O medo aterroriza os serviçais.
Toda vez que chega a temporada de eleições do SINDPOC, a turma do “sim, senhor, doutor”, quando vê alguns colegas especulando meu nome para retornar a encabeçar uma representação independente da entidade sindical, surge com a incumbência de cumprir ordens superiores, para que não corram o risco de a entidade voltar a ser administrada pela base da categoria policial civil, ativos e aposentados.
O que eles não entendem é que a categoria não aguenta mais esse conluio faccionado e não irá mais cair nessa baboseira. Os colegas sabem que o SINDPOC está sob controle não só do governo, mas também dos delegados de polícia desde fevereiro de 2008, sob a conhecida teoria do “SIM SENHOR DOUTOR”. Isso é fato. Basta observar que os atores são sempre os mesmos, que se dividem sob a estratégia da cúpula, mas todos orbitam na mesma base de cooptação.
É só observar: nenhum deles critica delegados ou governo. A briga é apenas entre eles e, no final, fica tudo como antes.
Portanto, fico tranquilo com essas provocações. Isso apenas mostra que estamos incomodando, até porque não devo minha alma nem minha honra a ninguém, muito menos a “sim senhor doutores”.
Eles sabem que jamais participei de grupo faccionado. Sabem também que não tenho ficha policial, mas sim prontuário funcional, após 34 anos nesta casa, sem qualquer registro de crime, seja estelionato, roubo ou qualquer outra conduta. Dessa forma, não corro o risco de ser refém de cúpula alguma. Eles sabem também que não tenho dívidas com governo, bandeiras eleitorais, partidos ou qualquer outro grupo. Sempre fui independente. Fui perseguido, demitido e retornei, após 12 anos, tendo meus direitos reconhecidos, pela mesma porta que entrei: a porta da Justiça.
Não tenho medo de ameaças, nem de narrativas prontas, tampouco de mentiras e boatos. Minha postura no sindicato sempre foi muito clara, em defesa da categoria policial. Enfrentei a cúpula e o governo sempre com rigor. Nunca vendi colegas nem traí a categoria a serviço de cúpula alguma.

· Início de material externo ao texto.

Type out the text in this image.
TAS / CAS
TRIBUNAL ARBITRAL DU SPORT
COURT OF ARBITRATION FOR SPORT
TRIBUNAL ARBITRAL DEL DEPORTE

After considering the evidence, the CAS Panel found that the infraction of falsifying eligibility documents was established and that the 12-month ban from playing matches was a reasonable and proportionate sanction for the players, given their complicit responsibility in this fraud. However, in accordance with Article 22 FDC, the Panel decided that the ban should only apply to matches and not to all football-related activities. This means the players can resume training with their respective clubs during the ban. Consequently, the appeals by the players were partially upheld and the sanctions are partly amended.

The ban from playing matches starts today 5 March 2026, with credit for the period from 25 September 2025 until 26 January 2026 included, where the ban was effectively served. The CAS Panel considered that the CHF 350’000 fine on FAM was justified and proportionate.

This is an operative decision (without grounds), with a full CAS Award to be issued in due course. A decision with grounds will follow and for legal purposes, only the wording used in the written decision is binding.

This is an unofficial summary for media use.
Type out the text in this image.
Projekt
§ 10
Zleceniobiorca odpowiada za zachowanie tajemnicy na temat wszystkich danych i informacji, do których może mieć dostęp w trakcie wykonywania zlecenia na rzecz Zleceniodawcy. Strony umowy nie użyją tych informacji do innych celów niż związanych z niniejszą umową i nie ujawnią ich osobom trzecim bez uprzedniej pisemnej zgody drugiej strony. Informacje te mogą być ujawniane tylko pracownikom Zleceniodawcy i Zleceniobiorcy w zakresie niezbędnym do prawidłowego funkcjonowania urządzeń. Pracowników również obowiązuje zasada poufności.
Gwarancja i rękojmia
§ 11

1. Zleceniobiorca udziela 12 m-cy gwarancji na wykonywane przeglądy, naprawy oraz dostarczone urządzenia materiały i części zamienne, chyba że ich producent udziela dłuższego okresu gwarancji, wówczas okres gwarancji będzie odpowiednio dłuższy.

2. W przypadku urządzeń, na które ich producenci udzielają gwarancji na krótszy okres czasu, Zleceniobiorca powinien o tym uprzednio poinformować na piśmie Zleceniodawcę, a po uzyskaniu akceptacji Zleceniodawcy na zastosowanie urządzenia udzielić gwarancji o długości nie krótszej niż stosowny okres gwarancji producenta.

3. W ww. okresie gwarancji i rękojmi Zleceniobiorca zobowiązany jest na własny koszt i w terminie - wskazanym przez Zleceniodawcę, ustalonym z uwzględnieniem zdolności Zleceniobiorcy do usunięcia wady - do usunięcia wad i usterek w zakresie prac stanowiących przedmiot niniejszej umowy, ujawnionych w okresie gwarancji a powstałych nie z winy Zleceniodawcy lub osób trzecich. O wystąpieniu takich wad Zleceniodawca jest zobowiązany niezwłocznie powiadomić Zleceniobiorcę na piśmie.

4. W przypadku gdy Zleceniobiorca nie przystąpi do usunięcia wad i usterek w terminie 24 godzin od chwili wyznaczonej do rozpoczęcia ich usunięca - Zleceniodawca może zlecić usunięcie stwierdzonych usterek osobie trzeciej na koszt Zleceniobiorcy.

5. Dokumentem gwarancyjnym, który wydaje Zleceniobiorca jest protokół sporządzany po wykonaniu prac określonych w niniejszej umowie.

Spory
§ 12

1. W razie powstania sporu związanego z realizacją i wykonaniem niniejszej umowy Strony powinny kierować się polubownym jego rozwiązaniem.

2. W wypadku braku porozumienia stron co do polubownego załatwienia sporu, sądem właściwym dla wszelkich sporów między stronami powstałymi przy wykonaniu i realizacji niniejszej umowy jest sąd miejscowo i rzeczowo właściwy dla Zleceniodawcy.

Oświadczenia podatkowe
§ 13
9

Minhas dívidas sempre foram declaradas em contracheque, por meio de empréstimos consignados descontados mensalmente.
Por ser independente, alguns serviçais vetam e apagam minha participação em grupos controlados por chefes políticos e partidários.

A fotografia que circula foi tirada em local aberto, sem nada a esconder, diferente de algumas reuniões secretas que ocorrem por aí. A foto foi feita no Shopping Lapa, no centro da cidade, no dia 24 de março de 2026, às 17 horas, a pedido de um colega, quando fui convidado para conversar sobre a possibilidade de lançar um representante da base ao parlamento nas eleições de outubro de 2026, um policial civil.
Achei a proposta interessante e me senti honrado em conversar com o colega IPC Pithon sobre essa possibilidade de representação. Quero deixar claro que não tenho nenhum inimigo na polícia e sim colegas que pensam difrente de mim.
Quanto à pretensão de ser candidato à presidência do SINDPOC, isso não passa pela minha cabeça neste momento. Porém, podem ter certeza de uma coisa: se algum dia isso acontecer, não serei candidato de nenhum “sim senhor doutor” ou de grupinhos com relação de subserviência com a cúpula da SSP, da Polícia Civil, do governo ou de partido político, seja de direita ou de esquerda, nem de grupos faccionados que no final sempre se juntam.
Meu desejo, como o da maioria, é que o SINDPOC volte a ser a trincheira de representação e luta que a categoria já teve.
O sindicato precisa voltar a pertencer à categoria e não a grupos ou interesses externos. A verdadeira representação nasce da independência, da coragem e do compromisso com os colegas ativos e aposentados. Sem isso, não existe sindicato forte, apenas uma estrutura sem voz e sem luta.